Now, $$g({a^ - }) = 0 = g({a^ + }) = g(a)$$

[as $$g({a^ + }) = \mathop {\lim }\limits_{x \to {a^ + }} \int_a^x {f(t)dt = 0} $$ and $$g(a) = \int_a^a {f(t)dt = 0} $$]

$$g({b^ - }) = g({b^ + }) = g(b) = \int_a^b {f(t)dt} $$

$$\Rightarrow$$ g is continuous, $$\forall$$x$$\in$$R.
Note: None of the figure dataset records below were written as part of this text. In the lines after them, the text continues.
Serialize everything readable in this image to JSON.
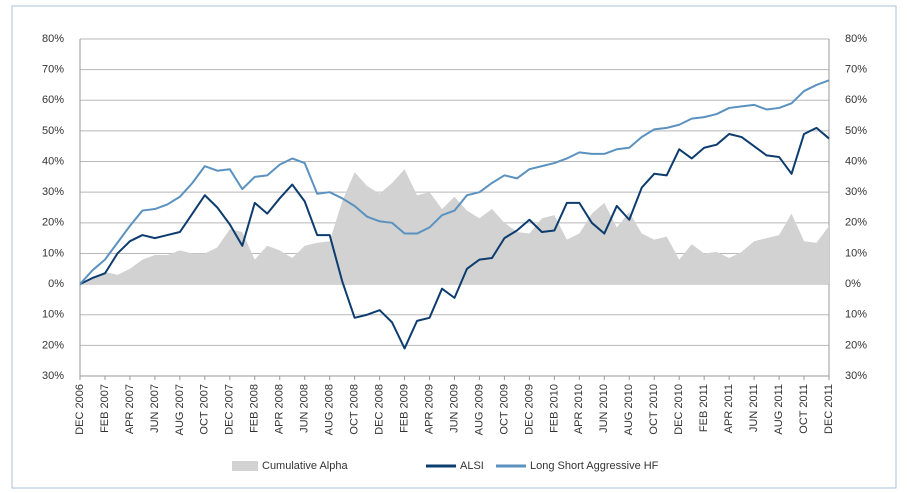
{
  "chart_data": {
    "type": "line",
    "categories": [
      "DEC 2006",
      null,
      "FEB 2007",
      null,
      "APR 2007",
      null,
      "JUN 2007",
      null,
      "AUG 2007",
      null,
      "OCT 2007",
      null,
      "DEC 2007",
      null,
      "FEB 2008",
      null,
      "APR 2008",
      null,
      "JUN 2008",
      null,
      "AUG 2008",
      null,
      "OCT 2008",
      null,
      "DEC 2008",
      null,
      "FEB 2009",
      null,
      "APR 2009",
      null,
      "JUN 2009",
      null,
      "AUG 2009",
      null,
      "OCT 2009",
      null,
      "DEC 2009",
      null,
      "FEB 2010",
      null,
      "APR 2010",
      null,
      "JUN 2010",
      null,
      "AUG 2010",
      null,
      "OCT 2010",
      null,
      "DEC 2010",
      null,
      "FEB 2011",
      null,
      "APR 2011",
      null,
      "JUN 2011",
      null,
      "AUG 2011",
      null,
      "OCT 2011",
      null,
      "DEC 2011"
    ],
    "series": [
      {
        "name": "Cumulative Alpha",
        "type": "area",
        "color": "#d2d2d2",
        "values": [
          0,
          2,
          4,
          3,
          5,
          8,
          9.5,
          9.5,
          11,
          10,
          10,
          12,
          18,
          17,
          8,
          12.5,
          11,
          8.5,
          12.5,
          13.5,
          14,
          27,
          36.5,
          32,
          29.5,
          33,
          37.5,
          29,
          30,
          24.5,
          28.5,
          24,
          21.5,
          24.5,
          20,
          17,
          16.5,
          21.5,
          22.5,
          14.5,
          16.5,
          23,
          26.5,
          18.5,
          23.5,
          16.5,
          14.5,
          15.5,
          8,
          13,
          10,
          10.5,
          8.5,
          10.5,
          14,
          15,
          16,
          23,
          14,
          13.5,
          19
        ]
      },
      {
        "name": "ALSI",
        "type": "line",
        "color": "#0d3c6e",
        "values": [
          0,
          2,
          3.5,
          10,
          14,
          16,
          15,
          16,
          17,
          23,
          29,
          25,
          19.5,
          12.5,
          26.5,
          23,
          28,
          32.5,
          27,
          16,
          16,
          1,
          -11,
          -10,
          -8.5,
          -12.5,
          -21,
          -12,
          -11,
          -1.5,
          -4.5,
          5,
          8,
          8.5,
          15,
          17.5,
          21,
          17,
          17.5,
          26.5,
          26.5,
          20,
          16.5,
          25.5,
          21,
          31.5,
          36,
          35.5,
          44,
          41,
          44.5,
          45.5,
          49,
          48,
          45,
          42,
          41.5,
          36,
          49,
          51,
          47.5
        ]
      },
      {
        "name": "Long Short Aggressive HF",
        "type": "line",
        "color": "#5b92bf",
        "values": [
          0,
          4.5,
          8,
          13.5,
          19,
          24,
          24.5,
          26,
          28.5,
          33,
          38.5,
          37,
          37.5,
          31,
          35,
          35.5,
          39,
          41,
          39.5,
          29.5,
          30,
          28,
          25.5,
          22,
          20.5,
          20,
          16.5,
          16.5,
          18.5,
          22.5,
          24,
          29,
          30,
          33,
          35.5,
          34.5,
          37.5,
          38.5,
          39.5,
          41,
          43,
          42.5,
          42.5,
          44,
          44.5,
          48,
          50.5,
          51,
          52,
          54,
          54.5,
          55.5,
          57.5,
          58,
          58.5,
          57,
          57.5,
          59,
          63,
          65,
          66.5
        ]
      }
    ],
    "ylim": [
      -30,
      80
    ],
    "yticks": [
      {
        "value": -30,
        "label": "30%"
      },
      {
        "value": -20,
        "label": "20%"
      },
      {
        "value": -10,
        "label": "10%"
      },
      {
        "value": 0,
        "label": "0%"
      },
      {
        "value": 10,
        "label": "10%"
      },
      {
        "value": 20,
        "label": "20%"
      },
      {
        "value": 30,
        "label": "30%"
      },
      {
        "value": 40,
        "label": "40%"
      },
      {
        "value": 50,
        "label": "50%"
      },
      {
        "value": 60,
        "label": "60%"
      },
      {
        "value": 70,
        "label": "70%"
      },
      {
        "value": 80,
        "label": "80%"
      }
    ],
    "grid": true,
    "legend": "bottom"
  }
}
Now, $$g'(x) = \left\{ {\matrix{ 0 & , & {x < a} \cr {f(x)} & , & {a < x < b} \cr 0 & , & {x > b} \cr } } \right.$$

g'(a^$$-$$) = 0 but g'(a⁺) = f(a) $$\ge$$ 1

[$$\because$$ Range of f(x) is [1, $$\infty$$), $$\forall$$ x $$\in$$[a, b]]

$$\Rightarrow$$ g is non-differentiable at x = a

and g'(b⁺) = 0

but g'(b^$$-$$) = f(b) $$\ge$$ 1

$$\Rightarrow$$ g is not differentiable at x = b.